Grève’s is an unusual iconoclastic perspective:

“This essay is an open enquiry towards a better understanding of the philosophical significance of Gödel’s two most famous theorems. I proceed by a discussion of several common misunderstandings, led by the following four questions:

1) Is the Gödel sentence true?

2) Is the Gödel sentence undecidable?

3) Is the Gödel sentence a statement?

4) Is the Gödel sentence a sentence?

Asking these questions in this order means to trace back the steps of Gödel’s basic philosophical interpretation of his formal results.
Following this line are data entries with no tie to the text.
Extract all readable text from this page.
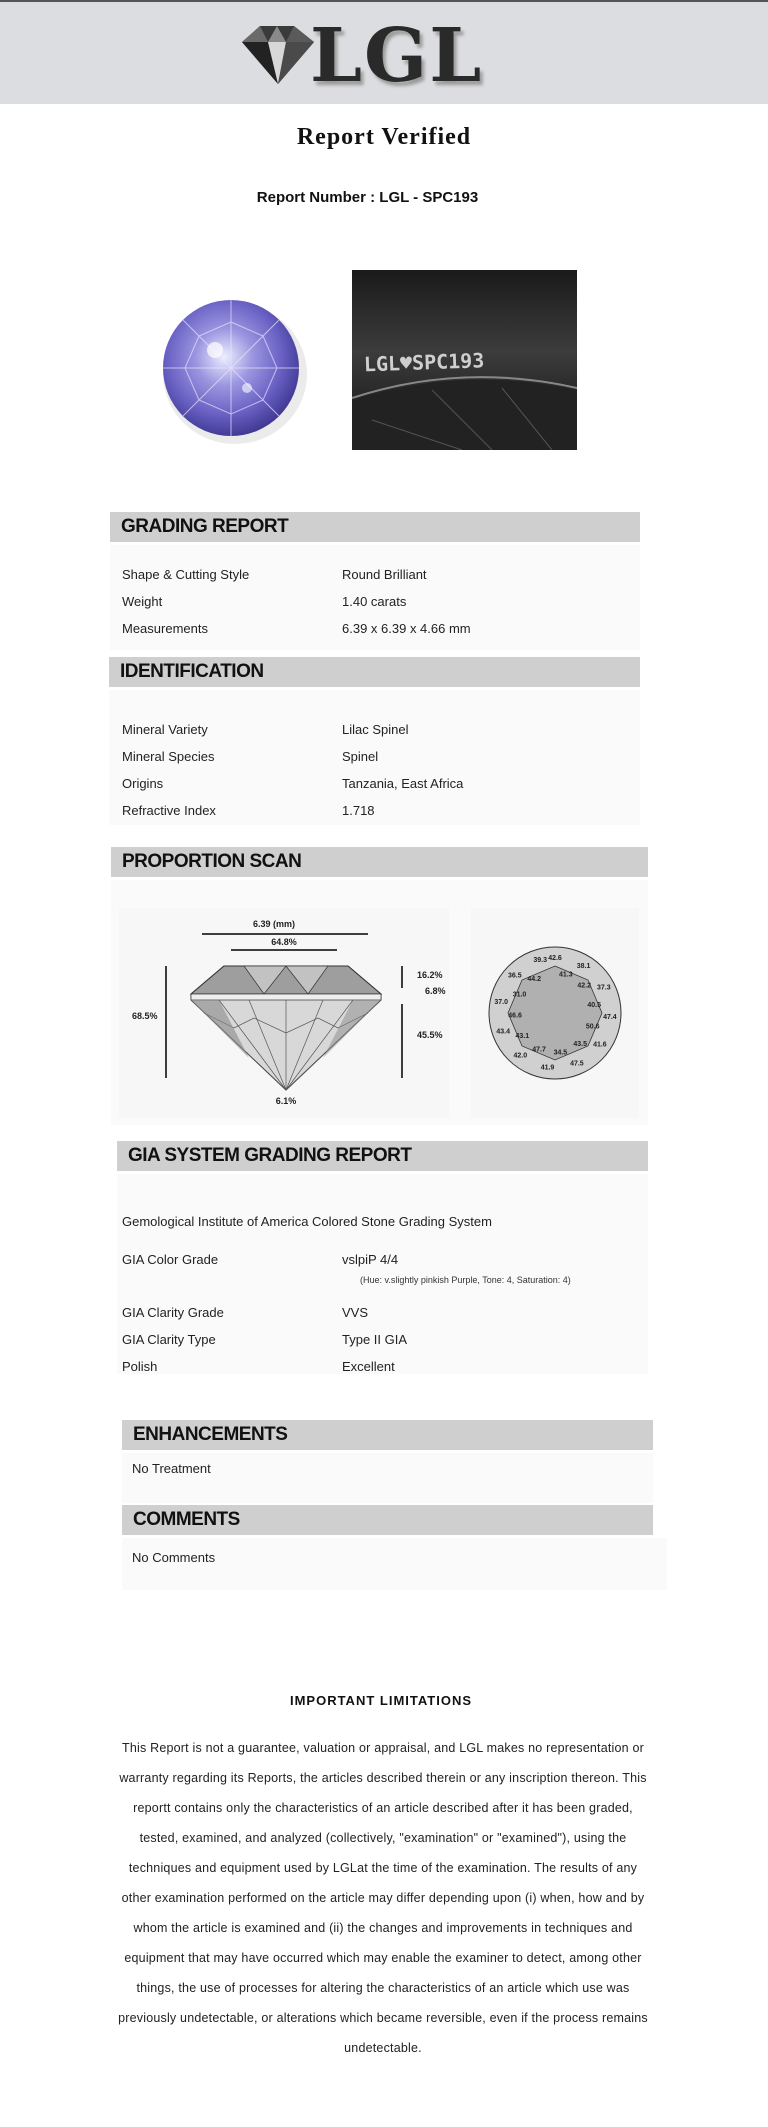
LGL
Report Verified
Report Number : LGL - SPC193
LGL♥SPC193
GRADING REPORT
Shape & Cutting Style	Round Brilliant
Weight	1.40 carats
Measurements	6.39 x 6.39 x 4.66 mm
IDENTIFICATION
Mineral Variety	Lilac Spinel
Mineral Species	Spinel
Origins	Tanzania, East Africa
Refractive Index	1.718
PROPORTION SCAN
6.39 (mm)
64.8%
68.5%
16.2%
6.8%
45.5%
6.1%
42.6
41.3
38.1
42.2 37.3
40.5
47.4
50.6
41.6
43.5
47.5
34.5
41.9
47.7
42.0
43.1
43.4
46.6
37.0
31.0
36.5 44.2
39.3
GIA SYSTEM GRADING REPORT
Gemological Institute of America Colored Stone Grading System
GIA Color Grade	vslpiP 4/4
(Hue: v.slightly pinkish Purple, Tone: 4, Saturation: 4)
GIA Clarity Grade	VVS
GIA Clarity Type	Type II GIA
Polish	Excellent
ENHANCEMENTS
No Treatment
COMMENTS
No Comments
IMPORTANT LIMITATIONS
This Report is not a guarantee, valuation or appraisal, and LGL makes no representation or warranty regarding its Reports, the articles described therein or any inscription thereon. This reportt contains only the characteristics of an article described after it has been graded, tested, examined, and analyzed (collectively, "examination" or "examined"), using the techniques and equipment used by LGLat the time of the examination. The results of any other examination performed on the article may differ depending upon (i) when, how and by whom the article is examined and (ii) the changes and improvements in techniques and equipment that may have occurred which may enable the examiner to detect, among other things, the use of processes for altering the characteristics of an article which use was previously undetectable, or alterations which became reversible, even if the process remains undetectable.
What I call the basic philosophical interpretation is usually just taken for granted by philosopher’s writing about Gödel’s theorems.”

In a footnote Grève acknowledges Wittgenstein’s influence by suggesting that:

“This essay can be read as something like a free-floating interpretation of the theme of Wittgenstein’s remarks on Gödel’s Incompleteness Theorems in Wittgenstein: 1978[RFM], I-(III), partly following Floyd: 1995 but especially Kienzler: 2008, and constituting a reply to inter alia Rodych: 2003”.

B: Why we may see the trees, but not the forest

We note that Grève’s four points are both overdue and well-made:

1. Is the Gödel sentence true?

Grève’s objection that standard interpretations are obscure when they hold the Gödel sentence as being intuitively true deserves consideration (see this post).

The ‘truth’ of the sentence should and does—as Wittgenstein stressed and suggested—follow objectively from the axioms and rules of inference of arithmetic.

2. Is the Gödel sentence undecidable?

Grève’s observation that the ‘undecidability’ of the Gödel sentence conceals a philosophically questionable assumption is well-founded.

The undecidability in question follows only on the assumption of ‘\omega-consistency’ made explicitly by Gödel.

This assumption is actually logically equivalent to the philosophically questionable assertion that from the provability of [\neg(\forall x)R(x)] we may conclude the existence of some numeral [n] for which [R(n)] is provable.

Since Rosser’s proof implicitly makes this assumption by means of his logically questionable Rule C, his claim of avoiding omega-consistency for arithmetic is illusory.

3. Is the Gödel sentence a statement?

Grève rightly holds that the Gödel sentence should be treated as a valid statement within the formal arithmetic S, since it is structurally defined as a well-formed formula of S.

4. Is the Gödel sentence a sentence?

Grève’s concern about whether the Gödel sentence of S is a valid arithmetical proposition under interpretation also seems to need serious philosophical consideration.

It can be argued (see the comment following the proof of Lemma 9 of this preprint) that the way the sentence is formally defined as the universal quantification of an instantiationally (but not algorithmically) defined arithmetical predicate does not yield an unequivocally defined arithmetical proposition in the usual sense under interpretation.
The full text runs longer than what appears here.